Doch es gibt da auch schon Licht. In anderen Spielsystemen haben Frauen eine größere Rolle. Das Spiel Infinity, das ich selbst spiele, hat etliche starke Frauenrollen und obwohl es durch seine mangaeske Gestaltung und die teilweise vorhandenen Pin-Up Model Miniaturen durchaus klischeehafte Frauenbilder hat, finden sich eben auch starke eigenständige Frauen und sogar Einheiten, deren ganze Geschichte auf radikalem Feminismus beruhen. Es gibt sogar variable Frauenbilder zu finden in solchen Spielen wie Carnevale. Dort findet man auch alte oder beleibte Frauen. Dasselbe gilt für das Steampunkspiel Wolsung, in dem man Frauen findet, die Wissenschaft betreiben und für die man neben der sexy Miniatur auch eine findet, die nicht halb nackt ist. Was alle diese Spiele dazu noch hervorhebt ist, dass es hier auch eine mehr oder minder beschränkte kulturelle Vielfalt unter den Fraktionen gibt. Es gibt eben neben weißen Männern auch Massai, Asiaten oder Katzenwesen.

Trotzdem bleibt festzuhalten, dass die Sensibilitäten dieser Spiele sehr stark von dem Eindruck bestimmt sind, dass die Zielgruppe aus weißen Männern mit anglo-amerikanischem6 Hintergrund besteht. Dabei sind diese Spiele eigentlich ein tolles Hobby für jeden. Sie sind sozial, interaktiv, handwerklich und kognitiv fordernd. Ich würde mich freuen, wenn mehr Mädchen ihre Riot Grrlz losschicken um den Jungs in den Arsch zu treten. Doch dafür müssten sie diese erst einmal finden und den Mut besitzen in die leicht abgestandenen Gamerhallen zu gehen, die sehr oft diese maskulin-abschreckende Aura haben, die ihnen aus zuvielen Jahren geschlechtlicher Monokultur aufgeholfen wurde.

Vielleicht sollten wir mal Mädchengamertage machen…

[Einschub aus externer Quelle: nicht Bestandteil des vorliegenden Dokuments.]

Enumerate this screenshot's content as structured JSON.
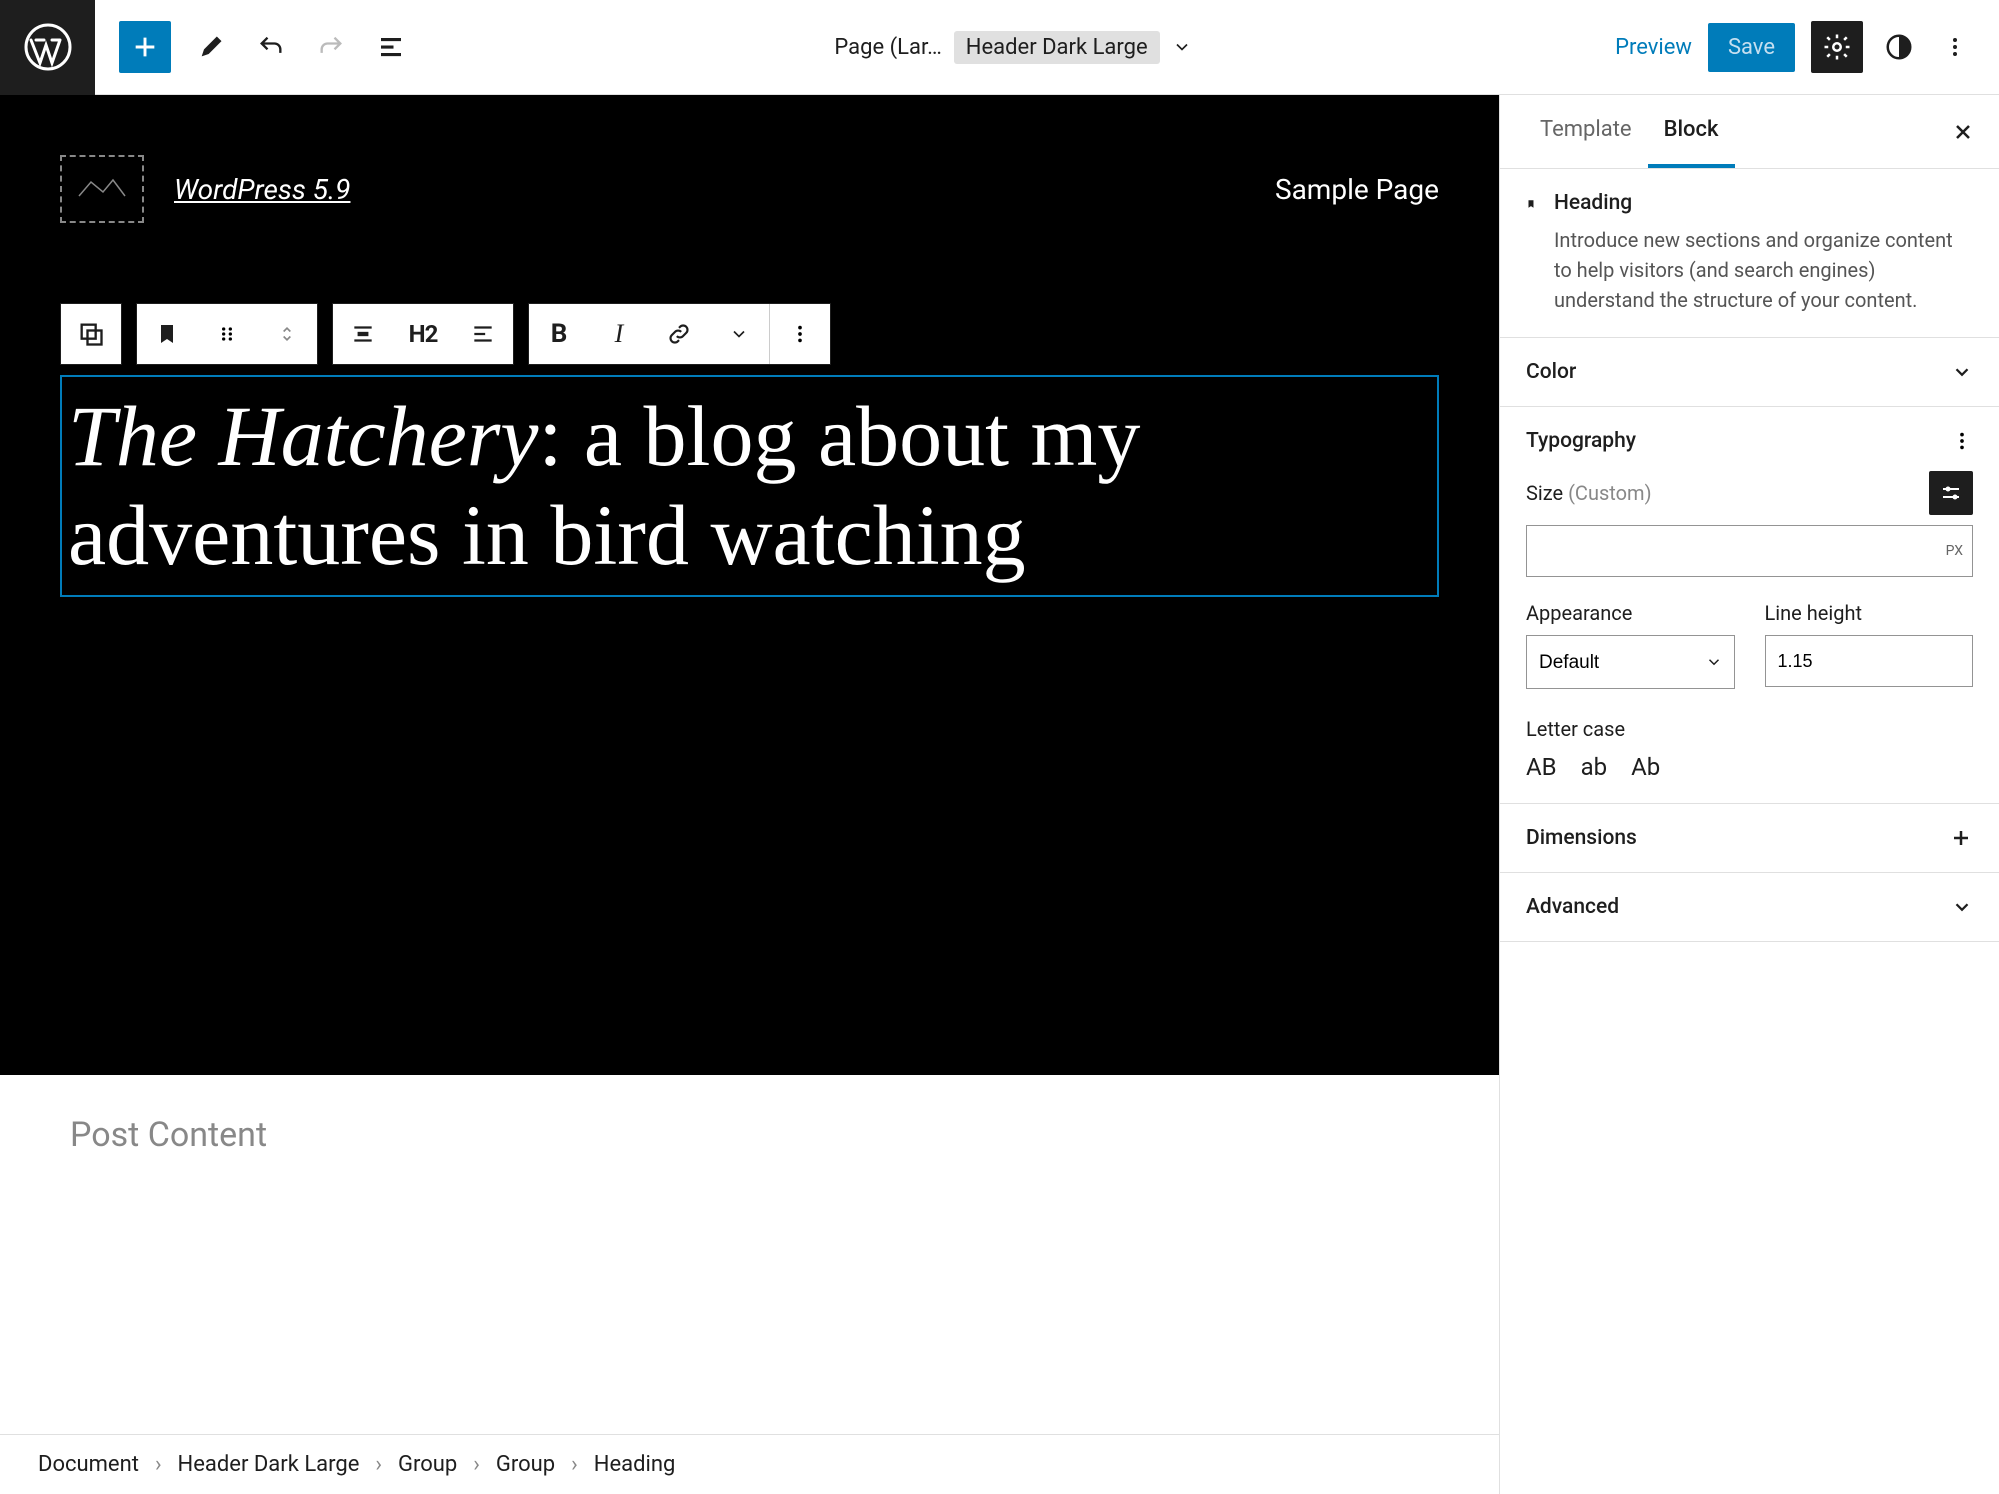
{
  "topbar": {
    "doc_label": "Page (Lar…",
    "template_name": "Header Dark Large",
    "preview": "Preview",
    "save": "Save"
  },
  "canvas": {
    "site_title": "WordPress 5.9",
    "nav_item": "Sample Page",
    "heading_em": "The Hatchery",
    "heading_rest": ": a blog about my adventures in bird watching",
    "toolbar_h2": "H2",
    "post_content_placeholder": "Post Content"
  },
  "sidebar": {
    "tabs": {
      "template": "Template",
      "block": "Block"
    },
    "block_info": {
      "title": "Heading",
      "desc": "Introduce new sections and organize content to help visitors (and search engines) understand the structure of your content."
    },
    "panels": {
      "color": "Color",
      "typography": "Typography",
      "dimensions": "Dimensions",
      "advanced": "Advanced"
    },
    "typography": {
      "size_label": "Size",
      "size_hint": "(Custom)",
      "size_unit": "PX",
      "appearance_label": "Appearance",
      "appearance_value": "Default",
      "line_height_label": "Line height",
      "line_height_value": "1.15",
      "letter_case_label": "Letter case",
      "letter_case_opts": [
        "AB",
        "ab",
        "Ab"
      ]
    }
  },
  "breadcrumb": [
    "Document",
    "Header Dark Large",
    "Group",
    "Group",
    "Heading"
  ]
}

  1. Persönliche Anmerkung: die haben doch nen Knall!) oder aber Legos Diversifikation in Jungen und Mädchenlego ((Die auch! []
  2. Yu-Gi Oh, Pokemon, Magic the Gathering sind hier bekannte Vetreter. []
  3. Tabletops []
  4. primär Internetforen und Magazine []
  5. Ey, ehrlich. Ich spiele sowas jetzt wieder, mir graust es vor dem Gebastel leicht. Ich war da nie wirklich gut. []
  6. Ich fühle mich als Deutscher zum Beispiel mit vielen 2. Weltkriegsspielen nicht wohl. Hier wird halt auch die Seite glorifiziert, die zwar meine ist, die ich aber wirklich verabscheue. []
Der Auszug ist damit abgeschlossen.